Comprehensiveness could prove difficult to demonstrate capability with respect to all the abilities proposed. Parsimony would minimise burden in any application exercise, such as rating jobs. Demonstrability or transparency can be measured with processing requirements that are clear and easily understood. Empirically there must be a strong connection between the test and the construct it is intended to measure. Other considerations for determining the suitability of particular tests are their correlation with the factor of interest; amount of time (or number of items) needed to achieve a reliable score; and susceptibility of the test to (contamination with) other factors (test impurity).

Cattell-Horn-Carroll framework

This section reviews one of the lines of literature in more depth: the human cognitive abilities literature from the factor analytic tradition.

The factor analytic tradition in depth

The factor analytic tradition begins with Spearman (1904[1]; 1927[2]). His analyses of cognitive tests found that a general latent factor accounted quite adequately for the correlations among test scores. However, each test score additionally had to contain test-specific variance.

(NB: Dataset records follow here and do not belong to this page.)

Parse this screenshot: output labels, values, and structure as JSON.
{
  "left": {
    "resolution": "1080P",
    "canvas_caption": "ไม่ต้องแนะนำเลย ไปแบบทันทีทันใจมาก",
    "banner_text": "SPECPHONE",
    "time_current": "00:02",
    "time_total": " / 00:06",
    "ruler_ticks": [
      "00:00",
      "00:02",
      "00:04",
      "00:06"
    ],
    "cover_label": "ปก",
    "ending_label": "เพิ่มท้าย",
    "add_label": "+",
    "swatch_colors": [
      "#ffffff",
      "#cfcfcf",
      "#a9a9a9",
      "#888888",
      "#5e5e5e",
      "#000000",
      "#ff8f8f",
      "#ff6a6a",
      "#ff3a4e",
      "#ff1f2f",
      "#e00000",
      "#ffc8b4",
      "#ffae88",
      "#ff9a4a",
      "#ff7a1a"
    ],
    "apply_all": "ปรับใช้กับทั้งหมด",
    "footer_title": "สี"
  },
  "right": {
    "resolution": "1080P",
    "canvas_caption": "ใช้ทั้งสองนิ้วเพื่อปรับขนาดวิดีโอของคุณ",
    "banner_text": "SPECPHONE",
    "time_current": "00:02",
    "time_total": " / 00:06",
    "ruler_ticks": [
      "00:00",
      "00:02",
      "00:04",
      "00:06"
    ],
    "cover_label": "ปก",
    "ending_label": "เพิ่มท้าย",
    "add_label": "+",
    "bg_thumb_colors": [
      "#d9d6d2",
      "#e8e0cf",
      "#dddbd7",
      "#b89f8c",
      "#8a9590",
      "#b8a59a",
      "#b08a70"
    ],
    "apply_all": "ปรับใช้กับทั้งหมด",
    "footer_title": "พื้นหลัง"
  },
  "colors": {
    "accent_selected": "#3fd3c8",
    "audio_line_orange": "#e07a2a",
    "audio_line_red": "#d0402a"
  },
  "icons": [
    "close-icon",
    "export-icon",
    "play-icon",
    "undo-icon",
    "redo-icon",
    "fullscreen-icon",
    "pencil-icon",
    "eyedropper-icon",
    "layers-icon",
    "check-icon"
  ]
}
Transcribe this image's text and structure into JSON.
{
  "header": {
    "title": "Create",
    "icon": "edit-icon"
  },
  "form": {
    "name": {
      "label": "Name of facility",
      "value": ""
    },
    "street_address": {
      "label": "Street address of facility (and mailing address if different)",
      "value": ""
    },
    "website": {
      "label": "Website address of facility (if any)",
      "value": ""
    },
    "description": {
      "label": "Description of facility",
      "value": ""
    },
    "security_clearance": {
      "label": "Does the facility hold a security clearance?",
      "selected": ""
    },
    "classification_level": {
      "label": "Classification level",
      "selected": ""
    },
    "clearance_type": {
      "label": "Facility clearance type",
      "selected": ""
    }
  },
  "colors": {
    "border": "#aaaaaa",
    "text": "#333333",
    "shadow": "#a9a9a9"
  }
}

Thurstone (1938[34]) administered a broader sample of tests to a larger group of college students. Through the development of multiple-factor analysis and the concept of simple structure, Thurstone (1934[50]) showed evidence for a set of narrower group factors (verbal comprehension, word fluency, number facility, spatial visualisation, associative memory, perceptual speed, reasoning). He referred to these as primary mental abilities.

Others showed the Spearman and Thurstone findings were compatible through a hierarchical mode (Undheim, 1981[51]; Gustafsson, 1984[52]) or the similar bifactor model (Holzinger and Swineford, 1937[53]; Holzinger and Harman, 1938[54]; Schmid and Leiman, 1957[55]). In other words, performance on a test could be a function of general, group and specific latent factors simultaneously.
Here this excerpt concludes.